Sunday, October 08, 2006

Mass Media, September 11th, and the War on Terror

Five years on, mainstream films are being made about 9/11, and Flight 93 and World Trade Center were touted by mainstream news media as films that were just so Important that everybody had to see them to keep America strong. I didn't see either one because I watched the towers burn on live TV before going to class, and all critical reviews of both films emphasized the fact that both films had nothing to add, and nothing to say. The point was just to relive the experience as vividly as possible, and immerse oneself in the emotional reaction we all had that day. Some call that post-traumatic stress disorder, Fox News calls it patriotism.

What really makes the idea of safe, saccharine, didactic reenactments irritating to me is that since 2003 There has been an entire television show about what happened to America in the five years since September 11th, and now it's turned more consciously to the occupation of Iraq. It deals with religious fanaticism, a war for the survival of an entire culture, civil liberties in the time of war, suicide bombers, torture, and generally the question of what it means to remain human in a confrontation with evil. Fortunately, most people haven't figured it out, otherwise they'd be freaking out. It's Battlestar Galactica, and it's about the smartest thing on television.

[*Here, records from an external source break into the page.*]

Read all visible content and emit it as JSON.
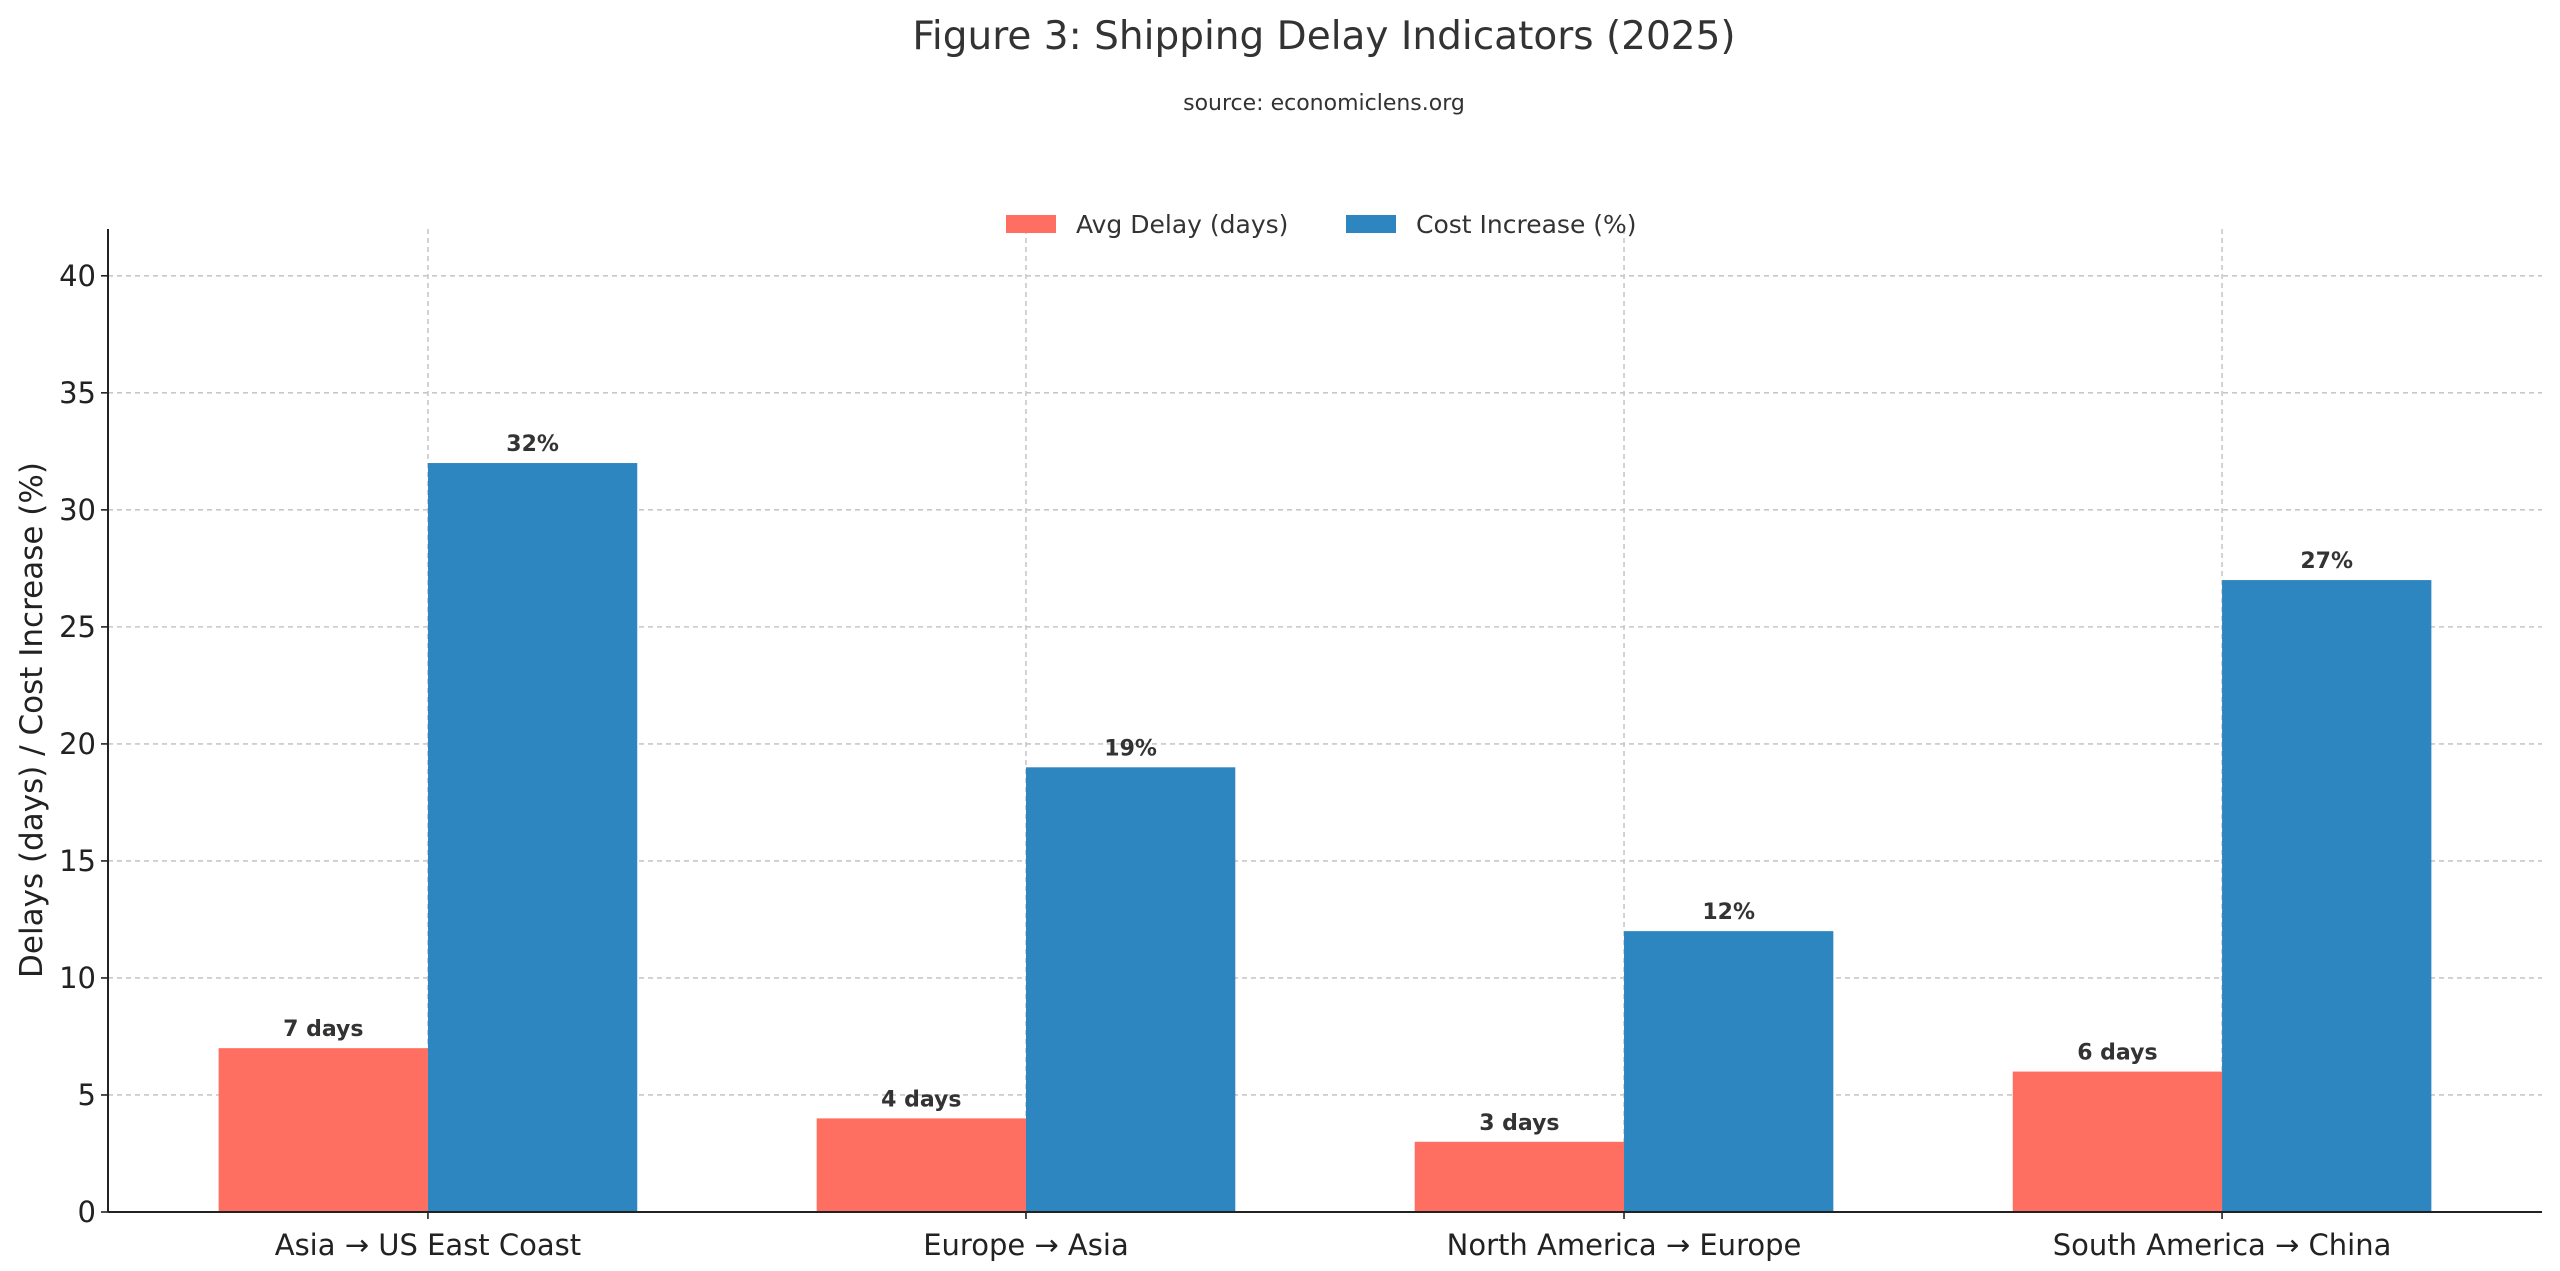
{
  "chart_data": {
    "type": "bar",
    "title": "Figure 3: Shipping Delay Indicators (2025)",
    "subtitle": "source: economiclens.org",
    "xlabel": "",
    "ylabel": "Delays (days) / Cost Increase (%)",
    "ylim": [
      0,
      42
    ],
    "yticks": [
      0,
      5,
      10,
      15,
      20,
      25,
      30,
      35,
      40
    ],
    "grid": true,
    "legend_position": "top-center",
    "categories": [
      "Asia → US East Coast",
      "Europe → Asia",
      "North America → Europe",
      "South America → China"
    ],
    "series": [
      {
        "name": "Avg Delay (days)",
        "color": "#FF6F61",
        "values": [
          7,
          4,
          3,
          6
        ],
        "labels": [
          "7 days",
          "4 days",
          "3 days",
          "6 days"
        ]
      },
      {
        "name": "Cost Increase (%)",
        "color": "#2E86C1",
        "values": [
          32,
          19,
          12,
          27
        ],
        "labels": [
          "32%",
          "19%",
          "12%",
          "27%"
        ]
      }
    ]
  }
}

The other thing I've seen recently that was also thought-provoking and therefore anathema to propaganda-hungry audiences was Paradise Now. That was a Palestinian film about two childhood friends who are sent out together on a mission as suicide bombers, but become separated. Watching the two of them decide what to do in the face of this, and what is revealed about their motivations and the environment that produces this is incredible. It doesn't make nearly enough of a moral judgment in its treatment of its protagonists to qualify as appropriate viewing material in America, but man was that a good movie. I was surprised that it got beat out by Tsotsi for the Oscar, and I wonder how much of that was politics, although Tsotsi was pretty fucking fascinating as well. In case anybody's wondering, that's the story of a South African thug who shoots a woman during a carjacking and then finds her baby still in the backseat. Both fascinating, both better than Crash.